Ortega, Amancio
Biography & Facts
Amancio Ortega, in full Amancio Ortega Gaona, (born March 28, 1936, Busdongo de Arbas, Spain), Spanish fashion executive and founding chairman (1985) of the Spanish clothing merchandiser Inditex (Industria de Diseño Textil, SA), which included the Zara chain store.
As a youth in A Coruña, in northwestern Spain, Ortega gained an entry into the garment business by working as a delivery boy for a men’s shirt store and as an assistant in a tailor’s shop—jobs that exposed him to the costs of manufacturing and delivering clothing directly to customers. He later managed a clothing store that, like the men’s shirt store, catered to a wealthy clientele. Ortega saw an opportunity to expand his client base by using less-expensive materials and more-efficient manufacturing systems and by competitively pricing garments. He first applied the approach to a bathrobe business, Confecciones Goa, which he founded in 1963.
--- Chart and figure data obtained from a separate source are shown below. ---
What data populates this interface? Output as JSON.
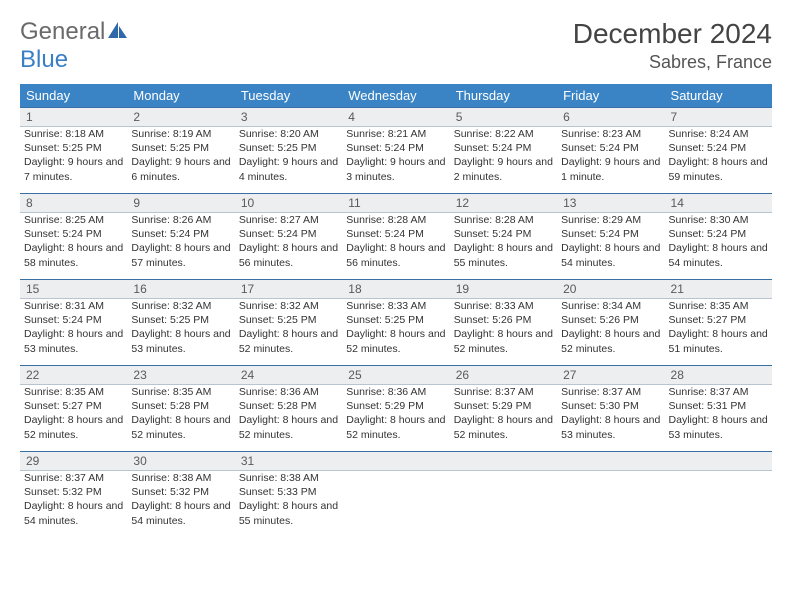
{
  "brand": {
    "part1": "General",
    "part2": "Blue"
  },
  "title": "December 2024",
  "location": "Sabres, France",
  "weekdays": [
    "Sunday",
    "Monday",
    "Tuesday",
    "Wednesday",
    "Thursday",
    "Friday",
    "Saturday"
  ],
  "colors": {
    "header_bg": "#3a84c5",
    "header_text": "#ffffff",
    "daynum_bg": "#eceeef",
    "rule": "#3a6fa5",
    "text": "#333333",
    "brand_gray": "#6a6a6a",
    "brand_blue": "#3a7fc4"
  },
  "days": [
    {
      "n": "1",
      "sr": "8:18 AM",
      "ss": "5:25 PM",
      "dl": "9 hours and 7 minutes."
    },
    {
      "n": "2",
      "sr": "8:19 AM",
      "ss": "5:25 PM",
      "dl": "9 hours and 6 minutes."
    },
    {
      "n": "3",
      "sr": "8:20 AM",
      "ss": "5:25 PM",
      "dl": "9 hours and 4 minutes."
    },
    {
      "n": "4",
      "sr": "8:21 AM",
      "ss": "5:24 PM",
      "dl": "9 hours and 3 minutes."
    },
    {
      "n": "5",
      "sr": "8:22 AM",
      "ss": "5:24 PM",
      "dl": "9 hours and 2 minutes."
    },
    {
      "n": "6",
      "sr": "8:23 AM",
      "ss": "5:24 PM",
      "dl": "9 hours and 1 minute."
    },
    {
      "n": "7",
      "sr": "8:24 AM",
      "ss": "5:24 PM",
      "dl": "8 hours and 59 minutes."
    },
    {
      "n": "8",
      "sr": "8:25 AM",
      "ss": "5:24 PM",
      "dl": "8 hours and 58 minutes."
    },
    {
      "n": "9",
      "sr": "8:26 AM",
      "ss": "5:24 PM",
      "dl": "8 hours and 57 minutes."
    },
    {
      "n": "10",
      "sr": "8:27 AM",
      "ss": "5:24 PM",
      "dl": "8 hours and 56 minutes."
    },
    {
      "n": "11",
      "sr": "8:28 AM",
      "ss": "5:24 PM",
      "dl": "8 hours and 56 minutes."
    },
    {
      "n": "12",
      "sr": "8:28 AM",
      "ss": "5:24 PM",
      "dl": "8 hours and 55 minutes."
    },
    {
      "n": "13",
      "sr": "8:29 AM",
      "ss": "5:24 PM",
      "dl": "8 hours and 54 minutes."
    },
    {
      "n": "14",
      "sr": "8:30 AM",
      "ss": "5:24 PM",
      "dl": "8 hours and 54 minutes."
    },
    {
      "n": "15",
      "sr": "8:31 AM",
      "ss": "5:24 PM",
      "dl": "8 hours and 53 minutes."
    },
    {
      "n": "16",
      "sr": "8:32 AM",
      "ss": "5:25 PM",
      "dl": "8 hours and 53 minutes."
    },
    {
      "n": "17",
      "sr": "8:32 AM",
      "ss": "5:25 PM",
      "dl": "8 hours and 52 minutes."
    },
    {
      "n": "18",
      "sr": "8:33 AM",
      "ss": "5:25 PM",
      "dl": "8 hours and 52 minutes."
    },
    {
      "n": "19",
      "sr": "8:33 AM",
      "ss": "5:26 PM",
      "dl": "8 hours and 52 minutes."
    },
    {
      "n": "20",
      "sr": "8:34 AM",
      "ss": "5:26 PM",
      "dl": "8 hours and 52 minutes."
    },
    {
      "n": "21",
      "sr": "8:35 AM",
      "ss": "5:27 PM",
      "dl": "8 hours and 51 minutes."
    },
    {
      "n": "22",
      "sr": "8:35 AM",
      "ss": "5:27 PM",
      "dl": "8 hours and 52 minutes."
    },
    {
      "n": "23",
      "sr": "8:35 AM",
      "ss": "5:28 PM",
      "dl": "8 hours and 52 minutes."
    },
    {
      "n": "24",
      "sr": "8:36 AM",
      "ss": "5:28 PM",
      "dl": "8 hours and 52 minutes."
    },
    {
      "n": "25",
      "sr": "8:36 AM",
      "ss": "5:29 PM",
      "dl": "8 hours and 52 minutes."
    },
    {
      "n": "26",
      "sr": "8:37 AM",
      "ss": "5:29 PM",
      "dl": "8 hours and 52 minutes."
    },
    {
      "n": "27",
      "sr": "8:37 AM",
      "ss": "5:30 PM",
      "dl": "8 hours and 53 minutes."
    },
    {
      "n": "28",
      "sr": "8:37 AM",
      "ss": "5:31 PM",
      "dl": "8 hours and 53 minutes."
    },
    {
      "n": "29",
      "sr": "8:37 AM",
      "ss": "5:32 PM",
      "dl": "8 hours and 54 minutes."
    },
    {
      "n": "30",
      "sr": "8:38 AM",
      "ss": "5:32 PM",
      "dl": "8 hours and 54 minutes."
    },
    {
      "n": "31",
      "sr": "8:38 AM",
      "ss": "5:33 PM",
      "dl": "8 hours and 55 minutes."
    }
  ],
  "labels": {
    "sunrise": "Sunrise:",
    "sunset": "Sunset:",
    "daylight": "Daylight:"
  }
}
Ortega founded the first Zara ready-to-wear clothing store in A Coruña in 1975, and it became not only an internationally famous chain but also the flagship of holding company Inditex, which he founded 10 years later. He remained the majority owner of the holding company, which in 2008 included the brands Stradivarius, Pull and Bear, Uterqüe, Massimo Dutti, and Oysho, in addition to Zara. The operations of all Inditex businesses were based on the so-called fast-fashion concept: at fashion shows trend spotters picked up design ideas, in-house designers copied the best concepts, and Inditex’s highly efficient manufacturing operations, most of which were based in Spain, produced and delivered new fashions to stores just a few weeks after they had been spotted on fashion runways. In an era in which most clothing manufacturers outsourced production to China and other low-cost locations, Inditex produced two-thirds of its garments in Spain and surrounding countries.
New arrivals in the Zara stores were not limited to the traditional fashion seasons of fall, winter, spring, and summer; rather, they were received year-round, on a weekly basis. Styles that did not sell were quickly removed from stores. The fast-fashion concept was so popular with customers that Zara, with more than 1,000 outlets worldwide, spent relatively little on advertising.
Although Ortega enjoyed tremendous international success in an industry that fed on public images and publicity, he himself shunned the press and lived a strictly private life. On the day of Inditex’s public offering in 2001, Ortega reportedly worked a regular schedule and ate lunch in the company’s cafeteria—despite the fact that his net worth had risen by $6 billion. In 2008 Inditex emerged as the world’s largest fashion retailer, controlling some 4,000 stores in 70 countries. Ortega, meanwhile, had become one of the world’s top billionaires. In 2011 he stepped down as chairman of Inditex, though he remained involved with the company and retained his majority stake.